Whip grafting is used on younger rootstocks that are less than 3/4-inch in diameter. The scion should closely match the size of the rootstock for best results. Whip grafting can be performed in March, since the younger wood will begin its growth phase earlier. Cut both rootstock and scion into a diagonal wedge of the same angle and length, approximately 2 inches long. Carefully match up the cambium layers of rootstock and scion, then securely fasten them together and seal with grafting tape so that the two pieces cannot move relative to each other and no moisture can escape. Watch the graft as it grows to ensure the tape breaks off and does not girdle the vine.

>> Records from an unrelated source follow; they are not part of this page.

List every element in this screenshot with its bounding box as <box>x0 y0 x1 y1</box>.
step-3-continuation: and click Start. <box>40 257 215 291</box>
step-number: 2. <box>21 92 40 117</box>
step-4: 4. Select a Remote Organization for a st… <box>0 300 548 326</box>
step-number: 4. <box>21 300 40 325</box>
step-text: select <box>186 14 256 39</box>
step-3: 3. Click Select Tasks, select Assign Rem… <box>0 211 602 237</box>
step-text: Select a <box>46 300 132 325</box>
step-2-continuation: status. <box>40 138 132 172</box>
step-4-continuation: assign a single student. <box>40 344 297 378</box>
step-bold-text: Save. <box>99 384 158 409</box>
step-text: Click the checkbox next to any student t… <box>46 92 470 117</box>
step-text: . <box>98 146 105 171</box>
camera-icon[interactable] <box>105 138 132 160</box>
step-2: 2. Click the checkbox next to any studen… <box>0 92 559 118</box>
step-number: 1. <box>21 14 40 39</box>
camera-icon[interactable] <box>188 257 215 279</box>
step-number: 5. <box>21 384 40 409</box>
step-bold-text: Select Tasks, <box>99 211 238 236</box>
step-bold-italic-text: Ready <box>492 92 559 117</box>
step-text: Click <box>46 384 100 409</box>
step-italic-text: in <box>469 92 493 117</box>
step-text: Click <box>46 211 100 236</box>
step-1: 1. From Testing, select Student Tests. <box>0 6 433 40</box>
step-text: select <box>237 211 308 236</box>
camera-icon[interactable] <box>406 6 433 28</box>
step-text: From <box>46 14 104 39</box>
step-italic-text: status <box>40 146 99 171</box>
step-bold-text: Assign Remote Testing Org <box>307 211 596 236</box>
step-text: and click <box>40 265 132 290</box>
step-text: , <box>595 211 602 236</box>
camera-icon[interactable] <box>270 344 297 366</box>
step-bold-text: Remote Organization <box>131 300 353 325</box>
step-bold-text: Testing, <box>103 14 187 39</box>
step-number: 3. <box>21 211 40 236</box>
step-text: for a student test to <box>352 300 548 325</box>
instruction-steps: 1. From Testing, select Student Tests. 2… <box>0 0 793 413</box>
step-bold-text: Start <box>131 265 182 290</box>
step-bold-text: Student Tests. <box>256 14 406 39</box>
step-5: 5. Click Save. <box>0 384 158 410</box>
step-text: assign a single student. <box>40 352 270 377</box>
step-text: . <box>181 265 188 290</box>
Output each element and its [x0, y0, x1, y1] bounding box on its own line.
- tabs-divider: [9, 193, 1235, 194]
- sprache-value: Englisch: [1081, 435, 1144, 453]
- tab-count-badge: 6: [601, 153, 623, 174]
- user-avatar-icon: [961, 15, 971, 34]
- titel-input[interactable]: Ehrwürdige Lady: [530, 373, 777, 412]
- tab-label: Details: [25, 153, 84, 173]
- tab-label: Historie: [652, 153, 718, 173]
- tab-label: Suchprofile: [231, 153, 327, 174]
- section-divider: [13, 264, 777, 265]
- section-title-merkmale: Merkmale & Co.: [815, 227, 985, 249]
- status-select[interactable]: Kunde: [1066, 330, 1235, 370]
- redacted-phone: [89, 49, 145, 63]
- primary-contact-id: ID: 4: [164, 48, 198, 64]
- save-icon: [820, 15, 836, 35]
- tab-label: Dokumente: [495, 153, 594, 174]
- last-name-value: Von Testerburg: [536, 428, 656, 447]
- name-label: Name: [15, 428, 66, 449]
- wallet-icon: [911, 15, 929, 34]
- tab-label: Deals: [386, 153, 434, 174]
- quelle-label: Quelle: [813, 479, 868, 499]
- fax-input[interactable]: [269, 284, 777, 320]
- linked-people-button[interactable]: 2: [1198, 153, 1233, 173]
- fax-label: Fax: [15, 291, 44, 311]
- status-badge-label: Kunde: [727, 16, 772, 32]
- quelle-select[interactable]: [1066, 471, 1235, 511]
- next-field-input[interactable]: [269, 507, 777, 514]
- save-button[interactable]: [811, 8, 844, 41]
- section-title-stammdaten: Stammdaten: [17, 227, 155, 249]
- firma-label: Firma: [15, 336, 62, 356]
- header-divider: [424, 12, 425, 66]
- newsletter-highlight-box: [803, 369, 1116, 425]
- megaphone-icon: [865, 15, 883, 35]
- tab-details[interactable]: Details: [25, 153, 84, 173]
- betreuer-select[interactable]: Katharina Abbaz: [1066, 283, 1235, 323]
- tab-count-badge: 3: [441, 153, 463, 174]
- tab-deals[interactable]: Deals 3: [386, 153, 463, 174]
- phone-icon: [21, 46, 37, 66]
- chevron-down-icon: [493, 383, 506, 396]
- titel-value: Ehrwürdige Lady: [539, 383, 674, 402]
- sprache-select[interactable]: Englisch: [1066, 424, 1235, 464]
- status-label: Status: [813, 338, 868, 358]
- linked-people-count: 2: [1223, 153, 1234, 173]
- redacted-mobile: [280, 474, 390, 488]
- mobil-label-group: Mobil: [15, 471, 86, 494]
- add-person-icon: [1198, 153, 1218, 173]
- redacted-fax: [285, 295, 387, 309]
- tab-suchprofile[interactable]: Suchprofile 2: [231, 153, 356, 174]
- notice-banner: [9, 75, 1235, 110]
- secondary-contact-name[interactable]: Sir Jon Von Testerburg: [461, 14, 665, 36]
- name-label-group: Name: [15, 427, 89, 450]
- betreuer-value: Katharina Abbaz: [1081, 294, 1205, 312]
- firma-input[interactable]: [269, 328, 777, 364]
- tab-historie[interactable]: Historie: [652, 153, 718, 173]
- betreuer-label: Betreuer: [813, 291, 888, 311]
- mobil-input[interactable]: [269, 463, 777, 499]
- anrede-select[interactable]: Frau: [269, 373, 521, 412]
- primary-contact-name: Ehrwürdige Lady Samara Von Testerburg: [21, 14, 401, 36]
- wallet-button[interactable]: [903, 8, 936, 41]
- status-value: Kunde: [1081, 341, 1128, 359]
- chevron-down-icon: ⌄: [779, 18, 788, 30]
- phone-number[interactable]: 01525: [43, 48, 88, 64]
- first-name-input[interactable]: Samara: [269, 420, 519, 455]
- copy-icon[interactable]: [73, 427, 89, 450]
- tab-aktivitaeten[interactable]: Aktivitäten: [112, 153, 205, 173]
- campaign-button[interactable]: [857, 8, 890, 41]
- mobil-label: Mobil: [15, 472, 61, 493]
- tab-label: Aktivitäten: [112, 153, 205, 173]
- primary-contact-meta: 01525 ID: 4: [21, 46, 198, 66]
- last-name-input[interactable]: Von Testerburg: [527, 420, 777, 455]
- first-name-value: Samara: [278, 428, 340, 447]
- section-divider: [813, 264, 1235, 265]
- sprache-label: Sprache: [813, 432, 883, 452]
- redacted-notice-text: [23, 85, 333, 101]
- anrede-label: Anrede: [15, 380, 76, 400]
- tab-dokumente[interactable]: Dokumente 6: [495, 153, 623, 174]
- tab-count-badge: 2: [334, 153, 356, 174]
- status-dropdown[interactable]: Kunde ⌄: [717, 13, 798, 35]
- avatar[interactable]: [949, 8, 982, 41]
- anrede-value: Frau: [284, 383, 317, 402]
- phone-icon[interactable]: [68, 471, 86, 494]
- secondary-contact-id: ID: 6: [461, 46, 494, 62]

T-budding, or shield budding, uses only a single, mature bud from the dormant scion wood. It is performed during the growing season while the sap is flowing and the bark is easily cut and peeled back from the rootstock. On the day of grafting, remove the leaf blades from the dormant scion, but leave the stalk that attaches the leaf to the branch intact. Shave a single bud and a small sliver of underlying wood from the scion. The cut should start 1/2-inch below the bud and end 1/2-inch above the bud. Cut a T-shape into the bark of the rootstock and peel the flaps of bark back far enough to allow the bud to be inserted. If needed, trim the top of the bud chip so it will fit in the T-shaped pocket on the rootstock, and bind the graft tightly in place, leaving only the bud exposed.